Проще всего, конечно, предположить, что Григорий Распутин в самом деле был «половым гигантом». Однако, если вдуматься в смысл цитированного признания, нельзя не заметить, что речь в нем идет не о «количественной» стороне дела, а об умении Распутина дарить женщинам ощущения, принципиально иные по качеству.

Пожалуй, первым, кто обратил внимание на то, что erection and penetration отнюдь не составляли основу отношений Распутина с подавляющим большинством его обожательниц, был Илиодор. Собравший на Распутина обширное «сексуальное досье», он разделил всех соблазненных «старцем» дам на четыре категории. К первой относились те, кого Распутин только целовал и водил мыться в баню, ко второй – те, с кем он «радел», к третьей – те, из кого «изгонял беса», и лишь к четвертой – те, с кем, по мнению Илиодора, Распутин совершал грех плотского соития.

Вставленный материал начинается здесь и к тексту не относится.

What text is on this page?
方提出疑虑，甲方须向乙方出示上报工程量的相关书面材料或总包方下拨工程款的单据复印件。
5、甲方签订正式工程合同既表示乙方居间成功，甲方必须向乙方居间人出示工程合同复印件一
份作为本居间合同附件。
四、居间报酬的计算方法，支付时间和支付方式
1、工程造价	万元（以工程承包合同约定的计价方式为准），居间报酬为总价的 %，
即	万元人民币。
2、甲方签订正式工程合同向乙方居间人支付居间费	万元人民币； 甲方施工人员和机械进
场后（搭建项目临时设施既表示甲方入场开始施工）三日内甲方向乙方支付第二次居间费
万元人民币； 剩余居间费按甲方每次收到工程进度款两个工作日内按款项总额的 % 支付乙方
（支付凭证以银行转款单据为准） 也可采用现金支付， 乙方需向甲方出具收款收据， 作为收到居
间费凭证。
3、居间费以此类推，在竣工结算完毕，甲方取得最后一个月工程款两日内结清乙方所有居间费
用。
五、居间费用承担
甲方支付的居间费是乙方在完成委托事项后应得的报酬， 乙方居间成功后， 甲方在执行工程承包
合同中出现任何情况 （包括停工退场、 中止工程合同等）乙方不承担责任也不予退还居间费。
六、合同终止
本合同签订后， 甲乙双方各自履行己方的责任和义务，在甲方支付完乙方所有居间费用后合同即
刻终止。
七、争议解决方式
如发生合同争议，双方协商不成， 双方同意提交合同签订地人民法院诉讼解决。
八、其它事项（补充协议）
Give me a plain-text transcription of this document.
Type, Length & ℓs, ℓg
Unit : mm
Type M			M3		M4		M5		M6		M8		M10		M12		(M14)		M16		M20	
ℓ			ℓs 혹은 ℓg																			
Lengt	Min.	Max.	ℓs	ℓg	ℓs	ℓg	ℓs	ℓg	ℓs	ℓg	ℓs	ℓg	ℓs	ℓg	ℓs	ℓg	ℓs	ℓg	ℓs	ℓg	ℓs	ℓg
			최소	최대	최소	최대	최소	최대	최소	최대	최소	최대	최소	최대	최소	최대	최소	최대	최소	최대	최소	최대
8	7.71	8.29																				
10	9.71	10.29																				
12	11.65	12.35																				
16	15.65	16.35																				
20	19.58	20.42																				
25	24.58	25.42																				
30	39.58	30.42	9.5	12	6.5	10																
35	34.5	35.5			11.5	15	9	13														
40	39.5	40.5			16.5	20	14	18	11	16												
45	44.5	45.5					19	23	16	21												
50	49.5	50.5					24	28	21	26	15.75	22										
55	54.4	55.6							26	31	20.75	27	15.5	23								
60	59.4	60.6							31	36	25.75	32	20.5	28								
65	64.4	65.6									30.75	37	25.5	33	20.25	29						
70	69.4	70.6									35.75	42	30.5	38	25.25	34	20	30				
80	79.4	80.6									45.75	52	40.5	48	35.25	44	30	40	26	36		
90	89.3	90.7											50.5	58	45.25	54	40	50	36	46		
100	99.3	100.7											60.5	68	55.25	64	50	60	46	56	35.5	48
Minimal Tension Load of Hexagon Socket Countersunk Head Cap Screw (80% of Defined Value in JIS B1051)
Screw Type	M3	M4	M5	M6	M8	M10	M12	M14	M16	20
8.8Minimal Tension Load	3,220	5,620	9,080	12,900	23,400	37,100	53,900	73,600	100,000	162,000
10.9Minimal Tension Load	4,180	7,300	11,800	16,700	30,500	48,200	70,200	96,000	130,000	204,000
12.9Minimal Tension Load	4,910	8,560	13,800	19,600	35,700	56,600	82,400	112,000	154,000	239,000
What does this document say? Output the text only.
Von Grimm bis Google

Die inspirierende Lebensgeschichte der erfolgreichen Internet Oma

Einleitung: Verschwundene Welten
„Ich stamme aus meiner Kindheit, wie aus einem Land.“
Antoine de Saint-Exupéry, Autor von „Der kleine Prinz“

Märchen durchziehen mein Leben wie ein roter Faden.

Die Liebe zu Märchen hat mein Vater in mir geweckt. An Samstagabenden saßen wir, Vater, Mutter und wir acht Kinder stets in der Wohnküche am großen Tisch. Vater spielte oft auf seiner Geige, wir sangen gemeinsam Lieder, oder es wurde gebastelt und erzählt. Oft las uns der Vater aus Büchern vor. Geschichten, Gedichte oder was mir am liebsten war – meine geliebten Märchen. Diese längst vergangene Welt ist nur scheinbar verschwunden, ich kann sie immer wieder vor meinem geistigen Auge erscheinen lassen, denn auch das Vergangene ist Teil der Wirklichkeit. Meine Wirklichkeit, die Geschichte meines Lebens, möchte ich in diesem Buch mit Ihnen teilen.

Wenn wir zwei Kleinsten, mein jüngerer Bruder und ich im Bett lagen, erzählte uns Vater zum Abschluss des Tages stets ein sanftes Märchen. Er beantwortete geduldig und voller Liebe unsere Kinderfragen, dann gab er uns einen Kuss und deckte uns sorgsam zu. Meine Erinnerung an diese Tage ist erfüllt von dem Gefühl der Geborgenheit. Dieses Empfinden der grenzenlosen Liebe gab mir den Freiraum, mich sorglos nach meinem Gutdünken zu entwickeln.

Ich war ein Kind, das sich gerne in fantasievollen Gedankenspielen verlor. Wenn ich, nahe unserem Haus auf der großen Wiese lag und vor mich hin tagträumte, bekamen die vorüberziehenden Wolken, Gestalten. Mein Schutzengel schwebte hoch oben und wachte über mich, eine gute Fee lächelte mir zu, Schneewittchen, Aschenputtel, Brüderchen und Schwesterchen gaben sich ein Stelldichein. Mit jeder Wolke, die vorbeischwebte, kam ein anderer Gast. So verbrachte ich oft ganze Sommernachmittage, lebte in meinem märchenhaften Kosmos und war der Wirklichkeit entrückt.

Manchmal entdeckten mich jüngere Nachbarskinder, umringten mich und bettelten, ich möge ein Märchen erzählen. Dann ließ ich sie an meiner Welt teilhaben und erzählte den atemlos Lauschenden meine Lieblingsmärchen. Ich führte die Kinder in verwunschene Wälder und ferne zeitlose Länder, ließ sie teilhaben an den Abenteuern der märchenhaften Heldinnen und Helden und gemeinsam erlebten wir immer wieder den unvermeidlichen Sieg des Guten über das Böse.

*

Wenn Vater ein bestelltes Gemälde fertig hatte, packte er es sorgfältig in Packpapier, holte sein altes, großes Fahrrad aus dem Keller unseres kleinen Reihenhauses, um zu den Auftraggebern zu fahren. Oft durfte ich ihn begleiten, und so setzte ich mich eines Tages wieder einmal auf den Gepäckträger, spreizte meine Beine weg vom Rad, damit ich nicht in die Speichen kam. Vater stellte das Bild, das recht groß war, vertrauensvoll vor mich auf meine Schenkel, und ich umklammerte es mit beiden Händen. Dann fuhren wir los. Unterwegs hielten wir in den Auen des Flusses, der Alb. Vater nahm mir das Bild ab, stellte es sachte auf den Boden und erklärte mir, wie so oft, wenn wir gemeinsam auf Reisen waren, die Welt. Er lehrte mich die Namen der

Представительниц первой – банно-поцелуйной – категории насчитывалось «сотни… А в монастырях женских, куда вообще старец Григорий любил заглядывать, их не перечтешь»121. Именно они, как правило, становились «жертвами» внезапных и недолгих эротических атак со стороны «старца».

Сценарий «сексуальных нападений» Распутина на женщин в этих случаях (то есть когда речь изначально не шла о «радении» или «изгнании беса») всегда был одним и тем же: словесные домогательства, поцелуи, хаотичные прикосновения к интимным частям женского тела, срывание одежды, а в итоге… холодный «монашеский поцелуй» и страстная совместная молитва. Практически все «жертвы», оставившие воспоминания, с удивлением констатируют легкость, с которой Распутин был готов в любой момент – особенно если женщина начинала сопротивляться – прекратить свое, казалось бы, безудержное наступление и вообще перевести разговор на другую тему.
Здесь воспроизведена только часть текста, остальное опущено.